001 Verwaltungsrecht allgemein;
10/07 Verwaltungsgerichtshof;
41/02 Passrecht Fremdenrecht;

Norm

AsylG 1991 §7 Abs3;
FrG 1993 §15 Abs1;
FrG 1993 §82 Abs1 Z4;
VwGG §30 Abs2;
VwRallg;

Betreff

Der Verwaltungsgerichtshof hat durch den Vorsitzenden Senatspräsident Dr. Zeizinger und die Hofräte Dr. Pelant und Dr. Enzenhofer als Richter, im Beisein des Schriftführers Mag. Paal, über die Beschwerde des SD in Wien, geboren am 3. Juli 1968, vertreten durch Dr. Andreas Cwitkovits, Rechtsanwalt in 1010 Wien, Reichsratsstraße 11, gegen den Bescheid des Unabhängigen Verwaltungssenates Wien vom 20. Oktober 1997, Zl. UVS-03/P/43/00332/97, betreffend Bestrafung wegen Übertretung des Fremdengesetzes, zu Recht erkannt:

Spruch

Der angefochtene Bescheid wird wegen Rechtswidrigkeit seines Inhaltes aufgehoben.

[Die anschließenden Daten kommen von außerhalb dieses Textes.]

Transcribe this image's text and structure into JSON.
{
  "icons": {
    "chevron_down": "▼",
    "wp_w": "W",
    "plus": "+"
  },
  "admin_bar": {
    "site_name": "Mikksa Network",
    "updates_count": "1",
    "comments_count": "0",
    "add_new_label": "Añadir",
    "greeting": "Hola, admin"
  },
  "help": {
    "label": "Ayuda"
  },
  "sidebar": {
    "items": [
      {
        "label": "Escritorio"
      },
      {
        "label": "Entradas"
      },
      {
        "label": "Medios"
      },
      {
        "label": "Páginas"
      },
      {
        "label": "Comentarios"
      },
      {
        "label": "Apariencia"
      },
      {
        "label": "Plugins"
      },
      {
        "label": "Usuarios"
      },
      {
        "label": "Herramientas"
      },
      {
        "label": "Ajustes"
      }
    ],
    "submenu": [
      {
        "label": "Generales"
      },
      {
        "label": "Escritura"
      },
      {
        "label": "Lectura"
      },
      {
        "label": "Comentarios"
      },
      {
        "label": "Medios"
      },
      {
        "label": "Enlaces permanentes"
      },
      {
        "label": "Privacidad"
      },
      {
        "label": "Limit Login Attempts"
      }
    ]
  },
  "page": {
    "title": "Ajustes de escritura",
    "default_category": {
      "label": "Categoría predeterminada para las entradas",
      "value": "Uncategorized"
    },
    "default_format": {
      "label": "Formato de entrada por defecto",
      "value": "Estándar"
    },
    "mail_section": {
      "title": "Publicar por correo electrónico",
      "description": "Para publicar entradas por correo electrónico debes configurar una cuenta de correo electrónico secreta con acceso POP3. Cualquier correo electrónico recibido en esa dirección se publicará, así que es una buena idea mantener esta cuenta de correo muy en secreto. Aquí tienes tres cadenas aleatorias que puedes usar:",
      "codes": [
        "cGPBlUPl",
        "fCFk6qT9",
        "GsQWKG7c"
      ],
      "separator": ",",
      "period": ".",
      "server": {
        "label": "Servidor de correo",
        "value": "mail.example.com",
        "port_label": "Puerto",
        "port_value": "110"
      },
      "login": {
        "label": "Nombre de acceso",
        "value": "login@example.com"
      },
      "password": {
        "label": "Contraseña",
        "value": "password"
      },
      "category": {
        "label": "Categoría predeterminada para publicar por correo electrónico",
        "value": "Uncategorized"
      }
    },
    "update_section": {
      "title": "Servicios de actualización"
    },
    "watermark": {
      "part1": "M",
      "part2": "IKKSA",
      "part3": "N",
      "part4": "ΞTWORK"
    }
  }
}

Die Bundeshauptstadt Wien hat dem Beschwerdeführer Aufwendungen in der Höhe von S 12.500-- binnen zwei Wochen bei sonstiger Exekution zu ersetzen.

Begründung

Mit Straferkenntnis der Bundespolizeidirektion Wien vom 23. Dezember 1996 wurde über den Beschwerdeführer wegen Übertretung des § 15 Abs. 1 iVm § 82 Abs. 1 Z. 4 Fremdengesetz - FrG, BGBl. Nr. 838/1992, gemäß § 82 Abs. 1 leg. cit. eine Geldstrafe in der Höhe von S 1.500,--, Ersatzfreiheitsstrafe 3 Tage, verhängt, weil er sich vom 28. März 1996 bis 23. Oktober 1996 an einer näher bezeichneten Anschrift in Wien als Fremder, ohne im Besitz eines gültigen Sichtvermerkes, einer Aufenthaltsbewilligung nach dem Asylgesetz oder einer gültigen Bewilligung gemäß § 1 des Aufenthaltsgesetzes zu sein, somit nicht rechtmäßig, im Bundesgebiet aufgehalten habe, obwohl er einen Sichtvermerk bzw. eine Aufenthaltsbewilligung benötigt hätte.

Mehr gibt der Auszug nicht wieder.